Summer love, precious, all-encompassing and often, come the end of summer, devastating. That’s what a happened one summer family holiday at the beach over the long, warm, endless days of a perfect summer, when Kit Godden and his brother Hugo came to holiday at the beach.
Kit was charismatic, charming and ruthless, Hugo gruff, detached and surly at times, the air and ages of the family ripe for summer love.

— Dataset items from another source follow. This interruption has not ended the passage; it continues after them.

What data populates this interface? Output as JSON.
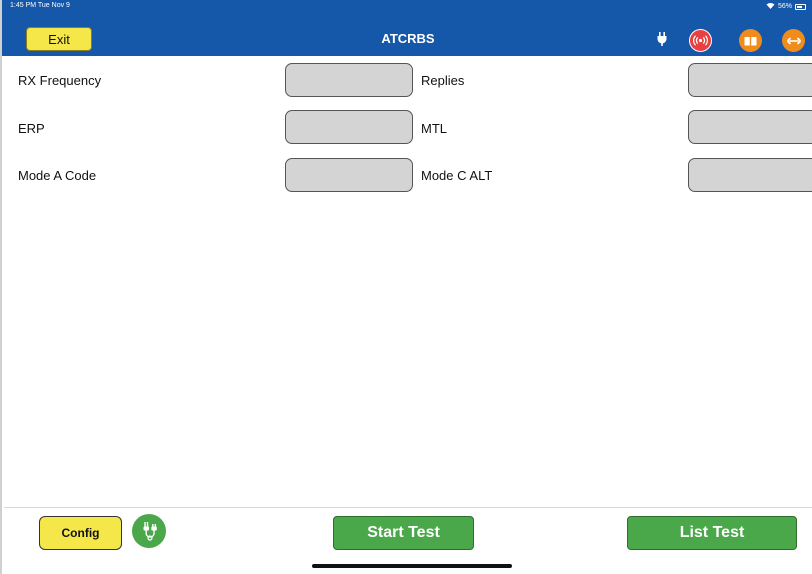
{
  "status_bar": {
    "time": "1:45 PM  Tue Nov 9",
    "battery": "56%"
  },
  "header": {
    "title": "ATCRBS",
    "exit_label": "Exit",
    "icons": [
      "plug-icon",
      "radio-signal-icon",
      "book-icon",
      "double-arrow-icon"
    ]
  },
  "fields": {
    "rx_frequency": {
      "label": "RX Frequency",
      "value": ""
    },
    "replies": {
      "label": "Replies",
      "value": ""
    },
    "erp": {
      "label": "ERP",
      "value": ""
    },
    "mtl": {
      "label": "MTL",
      "value": ""
    },
    "mode_a_code": {
      "label": "Mode A Code",
      "value": ""
    },
    "mode_c_alt": {
      "label": "Mode C ALT",
      "value": ""
    }
  },
  "footer": {
    "config_label": "Config",
    "start_test_label": "Start Test",
    "list_test_label": "List Test"
  },
  "colors": {
    "header_bg": "#1557a8",
    "yellow_button": "#f5e64a",
    "green_button": "#4aa84a",
    "field_bg": "#d4d4d4",
    "red_icon": "#e84040",
    "orange_icon": "#f08c1c"
  }
}
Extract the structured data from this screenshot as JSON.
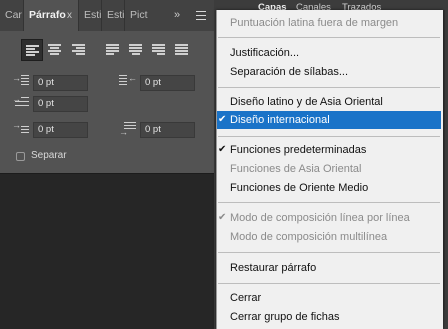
{
  "panel_tabs": {
    "tab1": "Car",
    "tab2": "Párrafo",
    "tab3": "Esti",
    "tab4": "Esti",
    "tab5": "Pict",
    "close_glyph": "x",
    "expand_glyph": "»",
    "menu_icon": "hamburger-icon"
  },
  "alignment": {
    "buttons": [
      "align-left",
      "align-center",
      "align-right",
      "justify-last-left",
      "justify-last-center",
      "justify-last-right",
      "justify-all"
    ],
    "selected": "align-left"
  },
  "indents": {
    "left_indent": "0 pt",
    "right_indent": "0 pt",
    "first_line_indent": "0 pt",
    "space_before": "0 pt",
    "space_after": "0 pt"
  },
  "hyphenate": {
    "label": "Separar",
    "checked": false
  },
  "background_tabs": {
    "tab1": "Capas",
    "tab2": "Canales",
    "tab3": "Trazados"
  },
  "menu": {
    "item_punct": "Puntuación latina fuera de margen",
    "item_justification": "Justificación...",
    "item_hyphenation": "Separación de sílabas...",
    "item_latin_asian": "Diseño latino y de Asia Oriental",
    "item_world_ready": "Diseño internacional",
    "item_default_features": "Funciones predeterminadas",
    "item_east_asian_features": "Funciones de Asia Oriental",
    "item_middle_east_features": "Funciones de Oriente Medio",
    "item_single_line": "Modo de composición línea por línea",
    "item_every_line": "Modo de composición multilínea",
    "item_reset": "Restaurar párrafo",
    "item_close": "Cerrar",
    "item_close_group": "Cerrar grupo de fichas",
    "check_glyph": "✔",
    "selected_color": "#1a73c8"
  }
}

Told by the narrator who has time on her hands to sit, watch and sketch her family as they enjoy their lazy summer days at their summer house, she tells, almost in a detached manner, of the summer that was to change the family irrevocably as she too fell in love with Kit; she just knew the moment she saw him she was in love.
Mattie also fell helplessly in love, as did Hope, as charismatic Kit sets out to charm, cajole and take all he desires, and considers fitting for the ‘golden boy,’ carving a destructive pathway wherever he goes.
Rosoff captures beautifully the family of four children as they welcome into their lives a summer visitor, who as the weeks slide by is set to wreak havoc in the family, destroying everything they hold dear, as he simply takes what he wants from life and moves on, leaving devastation behind.
Timeless and well told, it is reminiscent of a ‘summer’ everyone has known as they pass through life, learning along the way that all is not necessarily as it seems, people are not always what they portray and life, regardless of emotion, trundles ever onward.
Although written as a novella, The Great Gooden is captivating while being read, but perhaps all to easily forgotten once the last page is turned, but in so saying, the story also offers a word of caution when falling in ‘summer love’ with a someone who appears all to good to be true; a coming of age with a depth of emotion that is only apparent upon reflection.